Product Led Growth: What’s the big deal?
I have been falling in love with the practice of Product Led Growth.
It’s an alternative set of practices that rivals the more traditional growth models, such as Marketing Led Growth and Sales Led Growth. And it’s taking the marketing, product and data sectors by storm.
Seeing Michael Jon Wissekerke and the TymeBank advertising for roles in the space reiterated to me how relevant and important it is to breaking through the clutter and doing things better than before.
Product Led Growth is something that we - at YOUKNOW - have been looking into ever since our natural progression of technology exploration led us to user analytics that shed light on the data customers share with us through their actions.
Ideally, if you’re tracking and analysing everything that a customer does when they’re interacting with you, then theoretically you can influence those customers much faster than building a marketing campaign, or by getting a sales team to interact with them over a long period of time.

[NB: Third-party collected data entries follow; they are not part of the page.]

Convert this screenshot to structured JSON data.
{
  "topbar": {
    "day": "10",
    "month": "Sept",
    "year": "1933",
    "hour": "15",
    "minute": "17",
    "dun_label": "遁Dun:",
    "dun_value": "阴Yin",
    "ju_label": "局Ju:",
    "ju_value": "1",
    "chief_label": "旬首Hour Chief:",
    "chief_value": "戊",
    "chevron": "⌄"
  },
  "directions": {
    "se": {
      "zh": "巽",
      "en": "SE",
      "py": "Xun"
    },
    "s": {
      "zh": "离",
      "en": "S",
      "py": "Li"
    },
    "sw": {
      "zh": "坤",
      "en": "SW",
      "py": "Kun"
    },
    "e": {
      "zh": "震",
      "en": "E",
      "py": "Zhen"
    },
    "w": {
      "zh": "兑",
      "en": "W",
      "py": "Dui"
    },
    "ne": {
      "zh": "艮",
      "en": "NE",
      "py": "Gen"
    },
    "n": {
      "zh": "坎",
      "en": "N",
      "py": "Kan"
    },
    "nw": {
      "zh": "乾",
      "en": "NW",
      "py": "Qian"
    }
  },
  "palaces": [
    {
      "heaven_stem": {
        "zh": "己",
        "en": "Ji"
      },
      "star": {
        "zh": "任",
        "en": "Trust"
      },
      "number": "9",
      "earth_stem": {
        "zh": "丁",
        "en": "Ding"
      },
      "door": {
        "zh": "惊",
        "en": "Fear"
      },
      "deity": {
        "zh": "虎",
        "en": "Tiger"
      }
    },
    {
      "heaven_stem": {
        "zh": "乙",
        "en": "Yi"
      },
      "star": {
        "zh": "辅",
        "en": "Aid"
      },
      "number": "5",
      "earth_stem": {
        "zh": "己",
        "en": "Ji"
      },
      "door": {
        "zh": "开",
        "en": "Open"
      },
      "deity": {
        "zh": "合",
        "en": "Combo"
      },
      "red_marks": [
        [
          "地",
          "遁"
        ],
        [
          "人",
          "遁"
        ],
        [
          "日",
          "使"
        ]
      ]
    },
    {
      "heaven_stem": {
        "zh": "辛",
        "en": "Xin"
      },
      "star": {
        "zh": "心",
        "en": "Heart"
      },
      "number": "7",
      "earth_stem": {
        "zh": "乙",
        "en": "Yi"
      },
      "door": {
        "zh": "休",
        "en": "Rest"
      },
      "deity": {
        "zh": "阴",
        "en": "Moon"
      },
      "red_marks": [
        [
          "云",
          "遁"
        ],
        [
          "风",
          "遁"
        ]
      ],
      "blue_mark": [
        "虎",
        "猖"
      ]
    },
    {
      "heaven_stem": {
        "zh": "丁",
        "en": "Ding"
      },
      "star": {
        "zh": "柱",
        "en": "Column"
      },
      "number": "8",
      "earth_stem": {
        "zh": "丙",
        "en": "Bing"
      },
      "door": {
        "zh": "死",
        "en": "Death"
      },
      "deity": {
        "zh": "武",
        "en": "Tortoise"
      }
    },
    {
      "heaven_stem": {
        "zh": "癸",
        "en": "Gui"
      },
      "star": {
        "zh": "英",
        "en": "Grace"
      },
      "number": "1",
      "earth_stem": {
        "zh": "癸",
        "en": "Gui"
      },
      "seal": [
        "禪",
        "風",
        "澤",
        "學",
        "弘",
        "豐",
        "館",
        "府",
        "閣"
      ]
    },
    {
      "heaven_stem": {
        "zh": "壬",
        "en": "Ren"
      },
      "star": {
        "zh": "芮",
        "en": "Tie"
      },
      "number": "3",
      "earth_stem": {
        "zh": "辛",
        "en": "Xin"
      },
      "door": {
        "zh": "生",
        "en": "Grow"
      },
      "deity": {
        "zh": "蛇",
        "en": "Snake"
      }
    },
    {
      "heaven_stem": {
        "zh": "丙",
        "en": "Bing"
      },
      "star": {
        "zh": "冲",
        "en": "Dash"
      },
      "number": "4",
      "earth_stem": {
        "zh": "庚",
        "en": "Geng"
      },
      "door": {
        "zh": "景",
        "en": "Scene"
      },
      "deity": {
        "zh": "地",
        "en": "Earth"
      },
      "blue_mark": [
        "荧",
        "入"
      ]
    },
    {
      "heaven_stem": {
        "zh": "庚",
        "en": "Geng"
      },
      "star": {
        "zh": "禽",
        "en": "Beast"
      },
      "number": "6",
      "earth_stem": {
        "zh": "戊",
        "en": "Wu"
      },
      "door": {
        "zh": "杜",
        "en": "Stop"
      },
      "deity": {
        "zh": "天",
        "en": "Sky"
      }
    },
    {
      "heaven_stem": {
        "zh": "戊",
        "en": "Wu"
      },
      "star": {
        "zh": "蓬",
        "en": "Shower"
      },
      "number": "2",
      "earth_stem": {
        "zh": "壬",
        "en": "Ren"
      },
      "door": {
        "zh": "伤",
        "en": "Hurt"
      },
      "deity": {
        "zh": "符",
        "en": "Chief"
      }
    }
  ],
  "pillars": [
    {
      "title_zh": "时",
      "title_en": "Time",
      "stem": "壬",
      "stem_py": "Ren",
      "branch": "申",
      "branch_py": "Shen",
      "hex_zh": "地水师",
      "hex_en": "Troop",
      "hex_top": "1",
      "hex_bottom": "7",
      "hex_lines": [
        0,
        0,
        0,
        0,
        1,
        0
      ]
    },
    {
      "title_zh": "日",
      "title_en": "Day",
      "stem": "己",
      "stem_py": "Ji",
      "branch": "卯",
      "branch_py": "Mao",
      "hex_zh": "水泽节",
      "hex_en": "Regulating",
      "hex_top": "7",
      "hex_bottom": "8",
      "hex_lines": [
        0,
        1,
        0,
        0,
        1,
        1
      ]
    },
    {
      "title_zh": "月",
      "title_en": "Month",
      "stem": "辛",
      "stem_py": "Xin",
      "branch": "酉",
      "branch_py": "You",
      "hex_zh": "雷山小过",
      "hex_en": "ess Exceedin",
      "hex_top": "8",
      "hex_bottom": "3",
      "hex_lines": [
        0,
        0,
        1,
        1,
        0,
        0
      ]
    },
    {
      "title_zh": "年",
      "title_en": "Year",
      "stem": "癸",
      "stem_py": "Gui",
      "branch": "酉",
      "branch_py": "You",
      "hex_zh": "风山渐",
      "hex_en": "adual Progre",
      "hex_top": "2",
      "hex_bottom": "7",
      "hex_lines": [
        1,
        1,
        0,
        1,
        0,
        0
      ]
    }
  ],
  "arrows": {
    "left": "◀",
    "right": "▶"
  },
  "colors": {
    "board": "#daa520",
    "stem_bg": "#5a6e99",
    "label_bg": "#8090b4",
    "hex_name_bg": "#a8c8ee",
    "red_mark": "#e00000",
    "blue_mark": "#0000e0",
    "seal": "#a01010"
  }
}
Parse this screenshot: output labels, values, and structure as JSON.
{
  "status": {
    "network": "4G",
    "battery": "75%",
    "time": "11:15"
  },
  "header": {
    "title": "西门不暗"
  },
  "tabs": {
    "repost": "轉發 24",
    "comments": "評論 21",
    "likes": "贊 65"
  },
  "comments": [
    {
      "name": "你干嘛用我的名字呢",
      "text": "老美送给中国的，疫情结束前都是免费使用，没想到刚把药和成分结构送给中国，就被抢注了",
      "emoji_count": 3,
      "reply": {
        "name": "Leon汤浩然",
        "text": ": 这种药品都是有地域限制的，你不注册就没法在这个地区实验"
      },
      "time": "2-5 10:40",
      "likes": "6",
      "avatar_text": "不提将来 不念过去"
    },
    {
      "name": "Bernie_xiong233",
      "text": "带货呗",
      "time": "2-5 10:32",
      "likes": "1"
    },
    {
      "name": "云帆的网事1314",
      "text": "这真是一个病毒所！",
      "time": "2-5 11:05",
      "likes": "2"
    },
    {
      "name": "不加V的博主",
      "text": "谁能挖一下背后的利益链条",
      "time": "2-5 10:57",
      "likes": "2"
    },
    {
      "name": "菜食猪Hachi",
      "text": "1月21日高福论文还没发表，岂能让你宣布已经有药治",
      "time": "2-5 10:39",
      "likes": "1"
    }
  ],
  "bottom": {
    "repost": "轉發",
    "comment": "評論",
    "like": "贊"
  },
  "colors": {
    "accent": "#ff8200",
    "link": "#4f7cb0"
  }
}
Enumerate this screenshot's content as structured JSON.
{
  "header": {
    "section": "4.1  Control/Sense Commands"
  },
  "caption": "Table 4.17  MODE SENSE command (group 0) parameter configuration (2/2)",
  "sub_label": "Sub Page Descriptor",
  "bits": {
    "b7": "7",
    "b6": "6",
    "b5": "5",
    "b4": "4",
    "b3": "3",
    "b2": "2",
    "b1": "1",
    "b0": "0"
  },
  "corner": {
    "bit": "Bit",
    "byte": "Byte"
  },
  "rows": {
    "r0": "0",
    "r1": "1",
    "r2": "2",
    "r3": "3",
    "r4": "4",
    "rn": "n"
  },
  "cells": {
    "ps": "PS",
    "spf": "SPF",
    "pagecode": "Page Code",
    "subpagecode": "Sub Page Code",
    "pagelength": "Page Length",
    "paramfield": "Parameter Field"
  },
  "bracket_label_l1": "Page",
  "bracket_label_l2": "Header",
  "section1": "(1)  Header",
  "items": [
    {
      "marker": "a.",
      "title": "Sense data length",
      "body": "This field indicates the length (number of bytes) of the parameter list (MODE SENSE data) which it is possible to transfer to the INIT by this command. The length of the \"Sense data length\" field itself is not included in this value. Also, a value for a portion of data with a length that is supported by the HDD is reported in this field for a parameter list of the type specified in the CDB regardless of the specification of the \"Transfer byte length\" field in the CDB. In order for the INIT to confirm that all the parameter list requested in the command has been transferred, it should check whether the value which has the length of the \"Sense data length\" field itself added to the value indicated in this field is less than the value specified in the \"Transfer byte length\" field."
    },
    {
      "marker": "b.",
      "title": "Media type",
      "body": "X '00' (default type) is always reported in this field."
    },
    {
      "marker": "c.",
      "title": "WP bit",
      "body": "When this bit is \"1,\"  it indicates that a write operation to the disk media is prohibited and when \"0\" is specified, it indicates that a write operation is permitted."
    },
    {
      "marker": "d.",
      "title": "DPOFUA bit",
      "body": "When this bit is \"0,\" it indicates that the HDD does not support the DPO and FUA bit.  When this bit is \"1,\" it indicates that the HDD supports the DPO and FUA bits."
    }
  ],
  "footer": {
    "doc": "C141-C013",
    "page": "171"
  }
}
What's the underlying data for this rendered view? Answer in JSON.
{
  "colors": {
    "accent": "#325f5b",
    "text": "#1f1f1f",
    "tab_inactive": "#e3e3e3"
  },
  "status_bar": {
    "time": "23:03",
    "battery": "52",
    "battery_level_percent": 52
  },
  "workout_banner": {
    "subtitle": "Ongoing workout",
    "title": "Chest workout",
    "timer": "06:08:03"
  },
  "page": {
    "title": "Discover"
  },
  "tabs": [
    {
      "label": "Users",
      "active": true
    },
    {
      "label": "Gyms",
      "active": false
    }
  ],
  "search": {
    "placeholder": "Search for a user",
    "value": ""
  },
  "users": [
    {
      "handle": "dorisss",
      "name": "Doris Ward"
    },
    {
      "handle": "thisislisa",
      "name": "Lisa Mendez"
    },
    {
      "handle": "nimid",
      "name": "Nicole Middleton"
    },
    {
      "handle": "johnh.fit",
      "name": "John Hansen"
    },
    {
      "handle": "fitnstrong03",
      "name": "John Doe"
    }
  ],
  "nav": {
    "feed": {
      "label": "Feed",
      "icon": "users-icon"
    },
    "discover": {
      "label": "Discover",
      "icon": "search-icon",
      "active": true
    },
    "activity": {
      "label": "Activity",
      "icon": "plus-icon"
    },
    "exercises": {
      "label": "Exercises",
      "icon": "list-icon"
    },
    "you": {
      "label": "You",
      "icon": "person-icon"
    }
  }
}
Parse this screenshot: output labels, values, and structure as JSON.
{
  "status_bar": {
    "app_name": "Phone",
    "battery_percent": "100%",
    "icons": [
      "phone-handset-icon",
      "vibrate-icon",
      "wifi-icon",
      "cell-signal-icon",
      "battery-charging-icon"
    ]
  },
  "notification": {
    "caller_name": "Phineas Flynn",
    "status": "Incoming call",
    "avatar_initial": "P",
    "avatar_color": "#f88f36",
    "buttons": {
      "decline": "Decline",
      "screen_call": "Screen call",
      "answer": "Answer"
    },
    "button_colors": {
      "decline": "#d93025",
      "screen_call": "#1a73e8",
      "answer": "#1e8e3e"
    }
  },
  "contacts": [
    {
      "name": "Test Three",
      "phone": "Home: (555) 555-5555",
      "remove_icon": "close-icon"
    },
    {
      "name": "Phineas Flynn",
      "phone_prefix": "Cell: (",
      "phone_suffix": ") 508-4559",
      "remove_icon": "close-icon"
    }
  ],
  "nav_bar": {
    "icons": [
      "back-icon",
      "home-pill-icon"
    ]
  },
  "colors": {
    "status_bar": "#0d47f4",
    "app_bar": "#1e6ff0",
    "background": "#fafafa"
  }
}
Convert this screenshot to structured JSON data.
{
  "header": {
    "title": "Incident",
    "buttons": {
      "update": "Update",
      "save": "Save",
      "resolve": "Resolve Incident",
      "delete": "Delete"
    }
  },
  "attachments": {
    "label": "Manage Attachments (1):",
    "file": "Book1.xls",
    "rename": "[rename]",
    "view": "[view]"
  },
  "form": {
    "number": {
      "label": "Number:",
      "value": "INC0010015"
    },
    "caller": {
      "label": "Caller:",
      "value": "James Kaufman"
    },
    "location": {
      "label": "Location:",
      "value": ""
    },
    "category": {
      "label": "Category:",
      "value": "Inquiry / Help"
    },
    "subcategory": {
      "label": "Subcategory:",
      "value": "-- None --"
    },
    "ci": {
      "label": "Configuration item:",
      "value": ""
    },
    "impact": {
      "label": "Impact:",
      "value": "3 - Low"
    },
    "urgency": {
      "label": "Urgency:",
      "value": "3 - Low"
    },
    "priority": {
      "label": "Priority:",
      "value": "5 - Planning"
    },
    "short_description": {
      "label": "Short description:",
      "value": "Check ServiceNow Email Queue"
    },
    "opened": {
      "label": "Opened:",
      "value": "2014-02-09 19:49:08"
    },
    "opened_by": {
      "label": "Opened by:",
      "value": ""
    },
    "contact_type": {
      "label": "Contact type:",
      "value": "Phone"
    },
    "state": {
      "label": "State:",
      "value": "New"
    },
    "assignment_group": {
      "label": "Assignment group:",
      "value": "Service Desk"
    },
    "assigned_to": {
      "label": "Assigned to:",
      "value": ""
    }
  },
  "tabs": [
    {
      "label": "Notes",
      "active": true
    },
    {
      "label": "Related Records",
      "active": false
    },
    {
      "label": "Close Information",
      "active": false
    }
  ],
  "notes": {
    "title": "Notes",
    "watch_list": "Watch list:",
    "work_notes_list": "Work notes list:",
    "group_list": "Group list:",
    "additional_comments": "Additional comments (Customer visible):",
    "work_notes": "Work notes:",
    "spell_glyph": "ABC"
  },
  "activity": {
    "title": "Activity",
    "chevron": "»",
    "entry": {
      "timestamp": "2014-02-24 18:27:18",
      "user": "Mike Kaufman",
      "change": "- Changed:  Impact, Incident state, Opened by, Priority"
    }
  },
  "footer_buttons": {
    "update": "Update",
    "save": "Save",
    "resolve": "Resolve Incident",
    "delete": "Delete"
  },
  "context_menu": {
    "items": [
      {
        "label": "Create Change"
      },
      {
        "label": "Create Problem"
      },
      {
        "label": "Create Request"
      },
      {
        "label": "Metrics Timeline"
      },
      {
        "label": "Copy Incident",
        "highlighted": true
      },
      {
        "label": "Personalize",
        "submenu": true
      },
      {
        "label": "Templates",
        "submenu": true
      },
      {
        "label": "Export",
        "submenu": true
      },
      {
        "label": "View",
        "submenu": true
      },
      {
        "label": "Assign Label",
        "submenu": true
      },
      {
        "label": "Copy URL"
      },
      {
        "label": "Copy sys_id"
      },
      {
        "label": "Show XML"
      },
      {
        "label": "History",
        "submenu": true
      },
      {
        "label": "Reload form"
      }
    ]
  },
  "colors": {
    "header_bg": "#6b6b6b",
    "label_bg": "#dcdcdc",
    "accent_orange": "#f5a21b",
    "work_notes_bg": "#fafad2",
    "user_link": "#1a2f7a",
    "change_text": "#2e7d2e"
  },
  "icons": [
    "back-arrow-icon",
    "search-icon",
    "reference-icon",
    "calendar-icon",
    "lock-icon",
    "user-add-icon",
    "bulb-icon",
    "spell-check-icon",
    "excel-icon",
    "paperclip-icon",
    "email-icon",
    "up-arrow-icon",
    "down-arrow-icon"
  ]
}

So, as the first in a series of pieces on the topic, let’s unpack what Product Led Growth looks like compared to Marketing Led and Sales Led Growth.
Marketing Led Growth
Having started my career in the corporate space, I learned quite a bit about the need for - and pitfalls of - Marketing Led Growth. MLG operates on the principle that brand visibility and lead generation are the most important levers for growth. By leveraging digital marketing strategies - SEO, PPC, social media, content marketing, and more - MLG aims to attract a wide audience, convert them into leads, and ultimately into customers.
MLG is mostly effective when the goal is to reach a broad market or to create a strong brand presence. Consumer-facing brands like Nike and Coca-Cola have used MLG to become household names. The model also works well for businesses where the product can be easily understood without the need for a sales team to explain its complexities. In these cases, marketing’s role is to educate, inspire, and drive action, often through large-scale campaigns.
This is what we leveraged at Cell C when I was there and it’s what I see many of clients practicing. And that’s fine. But as long as it’s done with purpose, and not because it’s what’s always been done. The upsides are huge, but the downsides need to be acknowledged as well.
These could be:
- It’s expensive to compete
- It needs constant increasing investment to maintain visibility
- It relies heavily on the effectiveness of creativity, tactics and tools - which can easily become saturated over time and lose that potency. Not every campaign can be a homerun.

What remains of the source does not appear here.